Fargate Limits, September 2020
The following Fargate quotas are all soft limits, and therefore adjustable upon request, but without a hint in the documentation of how adjustable: at a time, you can have 10K clusters/region, 2K services/cluster, and 2K tasks/service. Assuming every event takes a Fargate task 5 seconds to process, and you’ve got 300 events per second during a daily surge, you’d be close to the tasks per service quota and would have to request a quota increase and maybe even eventually create a workaround with multiple services or clusters for the same purpose. So Fargate seems safer than Step Functions from the limits regard.
Lambda Quotas, September 2020
Lambda defaults to a quota of 1000 concurrent executions, but can be increased up to “hundreds of thousands,” which is explicitly called out in the docs. And that’s per Lambda function. If we’ve got an unlikely high spike of 400 requests per second, and each invocation has the function running 5 seconds, then we’d have 20K concurrent executions of the first function in the chain of functions, which is well within the hard limits.
Fun Fact №1: You can request service quota increases from the Service Quotas dashboard. Just type in “Service Quotas” in the Find Services box to get there.
Fun Fact № 2: Consider buying a Compute Savings Plan, esp. when using a high volume of Lambda and/or Fargate usage, to save up to 66%
Fun Fact №3: The limit to invocations requests per second of a Lambda function by AWS services such as SQS and Kinesis is…“unlimited.”

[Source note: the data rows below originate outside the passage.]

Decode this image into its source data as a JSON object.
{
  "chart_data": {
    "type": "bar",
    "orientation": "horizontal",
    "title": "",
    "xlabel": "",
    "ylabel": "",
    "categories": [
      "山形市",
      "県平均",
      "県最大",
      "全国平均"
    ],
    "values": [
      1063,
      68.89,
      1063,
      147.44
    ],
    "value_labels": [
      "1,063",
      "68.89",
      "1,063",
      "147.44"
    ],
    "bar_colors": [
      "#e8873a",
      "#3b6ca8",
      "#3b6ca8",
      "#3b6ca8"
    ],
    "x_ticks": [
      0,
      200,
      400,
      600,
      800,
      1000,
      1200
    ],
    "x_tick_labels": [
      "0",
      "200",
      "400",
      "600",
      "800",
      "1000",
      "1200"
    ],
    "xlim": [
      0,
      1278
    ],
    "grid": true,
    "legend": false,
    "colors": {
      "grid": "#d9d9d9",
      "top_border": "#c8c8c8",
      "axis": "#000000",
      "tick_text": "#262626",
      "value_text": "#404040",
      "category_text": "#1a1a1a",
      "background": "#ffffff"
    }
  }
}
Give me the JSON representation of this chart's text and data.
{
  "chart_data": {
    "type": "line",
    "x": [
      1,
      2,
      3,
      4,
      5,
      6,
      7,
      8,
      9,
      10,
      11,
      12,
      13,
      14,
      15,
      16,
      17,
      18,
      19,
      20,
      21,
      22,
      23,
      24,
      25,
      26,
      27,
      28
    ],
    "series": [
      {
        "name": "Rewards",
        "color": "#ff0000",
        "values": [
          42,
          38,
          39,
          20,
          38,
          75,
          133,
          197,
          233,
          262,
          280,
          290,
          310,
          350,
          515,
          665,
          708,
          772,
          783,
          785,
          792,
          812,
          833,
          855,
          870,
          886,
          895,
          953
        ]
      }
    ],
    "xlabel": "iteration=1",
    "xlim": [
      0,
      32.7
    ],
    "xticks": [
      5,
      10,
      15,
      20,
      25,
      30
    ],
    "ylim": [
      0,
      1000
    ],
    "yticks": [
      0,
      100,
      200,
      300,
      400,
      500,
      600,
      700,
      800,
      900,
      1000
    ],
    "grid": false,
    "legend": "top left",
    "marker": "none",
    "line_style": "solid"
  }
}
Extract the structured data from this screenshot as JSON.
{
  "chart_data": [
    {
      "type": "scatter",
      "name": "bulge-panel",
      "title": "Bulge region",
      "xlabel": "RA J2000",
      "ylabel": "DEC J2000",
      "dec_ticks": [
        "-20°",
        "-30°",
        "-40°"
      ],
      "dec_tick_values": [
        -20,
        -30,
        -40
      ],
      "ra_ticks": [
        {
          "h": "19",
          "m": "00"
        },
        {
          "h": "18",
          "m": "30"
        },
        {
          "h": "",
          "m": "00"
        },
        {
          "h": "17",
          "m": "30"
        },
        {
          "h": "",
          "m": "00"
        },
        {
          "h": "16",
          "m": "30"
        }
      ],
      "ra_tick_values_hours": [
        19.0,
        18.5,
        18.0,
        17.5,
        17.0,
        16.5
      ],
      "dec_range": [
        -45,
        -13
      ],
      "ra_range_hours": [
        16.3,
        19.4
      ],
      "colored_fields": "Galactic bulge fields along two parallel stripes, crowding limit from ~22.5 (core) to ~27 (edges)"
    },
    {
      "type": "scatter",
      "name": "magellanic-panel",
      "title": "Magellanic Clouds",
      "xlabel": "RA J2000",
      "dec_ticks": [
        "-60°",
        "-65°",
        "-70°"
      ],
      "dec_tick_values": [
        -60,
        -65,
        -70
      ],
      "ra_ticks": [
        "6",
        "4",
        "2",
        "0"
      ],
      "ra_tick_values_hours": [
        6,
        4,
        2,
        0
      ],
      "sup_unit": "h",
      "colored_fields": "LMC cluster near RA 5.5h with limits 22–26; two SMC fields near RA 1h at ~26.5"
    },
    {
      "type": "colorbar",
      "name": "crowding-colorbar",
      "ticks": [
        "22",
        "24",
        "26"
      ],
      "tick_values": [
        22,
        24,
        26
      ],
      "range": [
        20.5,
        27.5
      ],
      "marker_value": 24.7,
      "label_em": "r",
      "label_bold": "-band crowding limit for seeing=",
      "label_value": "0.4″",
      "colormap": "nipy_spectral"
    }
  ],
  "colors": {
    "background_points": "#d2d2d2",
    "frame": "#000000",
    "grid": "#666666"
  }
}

The most conservative bet in terms of massive scale is Lambda. Whatever option you choose, however, just make sure to monitor the service limits by implementing alerts from something like the Service Limit Monitor Solution so that you can request a service limit increase on time. And for reliability, consider all the best practices of the Well-Architected Framework, including queuing and dead-letter queues.